Yesterday brought word from reform organizations about the McCain loan matter, a subject that the reform community more generally has been happy to let pass without comment. Democracy 21 put out a release acknowledging that McCain’s use of his matching fund certification raised "novel," "close" and "complex" issues that the FEC has been left powerless to resolve. Joan Claybrook of Public Citizen has concluded that McCain’s prior service to the reform community immunizes him from scrutiny. Common Cause has just grown quite angry, at the critics and not the cause.
Here are different points in the stages of grief: denial (Claybrook), anger (Common Cause), and some place mid-way between bargaining and acceptance (Democracy 21).
For Democracy 21, the main issue is the FEC’s state of paralysis. It is in this context that Democracy 21 explains the significance of the McCain loan: these "complex" issues require attention, and the FEC is required to attend to them, if only the confirmation impasse can be ended and new Commissioners can be appointed. Democracy 21 effectively converts the McCain case into a case in point for the difficulties we face when the FEC cannot act.
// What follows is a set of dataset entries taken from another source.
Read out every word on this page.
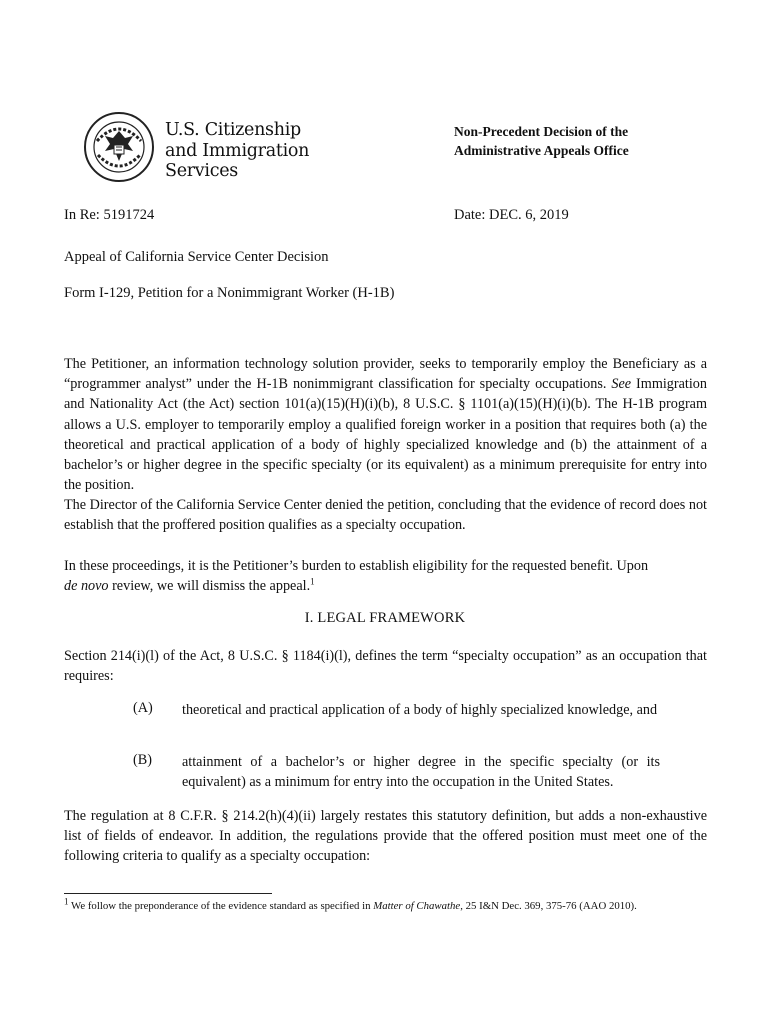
U.S. Citizenship
and Immigration
Services
Non-Precedent Decision of the
Administrative Appeals Office
In Re: 5191724	Date: DEC. 6, 2019
Appeal of California Service Center Decision
Form I-129, Petition for a Nonimmigrant Worker (H-1B)
The Petitioner, an information technology solution provider, seeks to temporarily employ the Beneficiary as a “programmer analyst” under the H-1B nonimmigrant classification for specialty occupations. See Immigration and Nationality Act (the Act) section 101(a)(15)(H)(i)(b), 8 U.S.C. § 1101(a)(15)(H)(i)(b). The H-1B program allows a U.S. employer to temporarily employ a qualified foreign worker in a position that requires both (a) the theoretical and practical application of a body of highly specialized knowledge and (b) the attainment of a bachelor’s or higher degree in the specific specialty (or its equivalent) as a minimum prerequisite for entry into the position.
The Director of the California Service Center denied the petition, concluding that the evidence of record does not establish that the proffered position qualifies as a specialty occupation.
In these proceedings, it is the Petitioner’s burden to establish eligibility for the requested benefit. Upon
de novo review, we will dismiss the appeal.$^1$
I. LEGAL FRAMEWORK
Section 214(i)(l) of the Act, 8 U.S.C. § 1184(i)(l), defines the term “specialty occupation” as an occupation that requires:
(A) theoretical and practical application of a body of highly specialized knowledge, and
(B) attainment of a bachelor’s or higher degree in the specific specialty (or its equivalent) as a minimum for entry into the occupation in the United States.
The regulation at 8 C.F.R. § 214.2(h)(4)(ii) largely restates this statutory definition, but adds a non-exhaustive list of fields of endeavor. In addition, the regulations provide that the offered position must meet one of the following criteria to qualify as a specialty occupation:
$^1$ We follow the preponderance of the evidence standard as specified in Matter of Chawathe, 25 I&N Dec. 369, 375-76 (AAO 2010).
So there is "bargaining" here—if we have the FEC, perhaps we could settle this issue—and along with it or buried within, there is the stirring of acceptance that the McCain conduct does present regulatory issues.
For Claybrook, there are no such issues, for by definition, John McCain has rendered exemplary service and has earned generous leave to act as he wishes. For example, he can have lobbyists at his side, running his campaigning and raising his money: no matter, because:
Regardless of how many lobbyists are working on his campaign or raising money for him, John McCain has fought for 14 long, hard years for reforms that seriously limit lobbyists’ power.
So long as lobbyists cannot have power over others, they are apparently to have the run of the McCain campaign, and we need not fret, not at all, because the difference between John McCain and other candidates is that he is McCain and they are other candidates.
Claybrook’s comment nicely supports George Will’s point this morning that McCain and certain of his admirers think it quite uncalled for that he be held to the conduct he demands of others:
Although his campaign is run by lobbyists; and although his dealings with lobbyists have generated what he, when judging the behavior of others, calls corrupt appearances; and although he has profited from his manipulation of the taxpayer-funding system that is celebrated by reformers -- still, he probably is innocent of insincerity. Such is his towering moral vanity, he seems sincerely to consider it theoretically impossible for him to commit the offenses of appearances that he incessantly ascribes to others.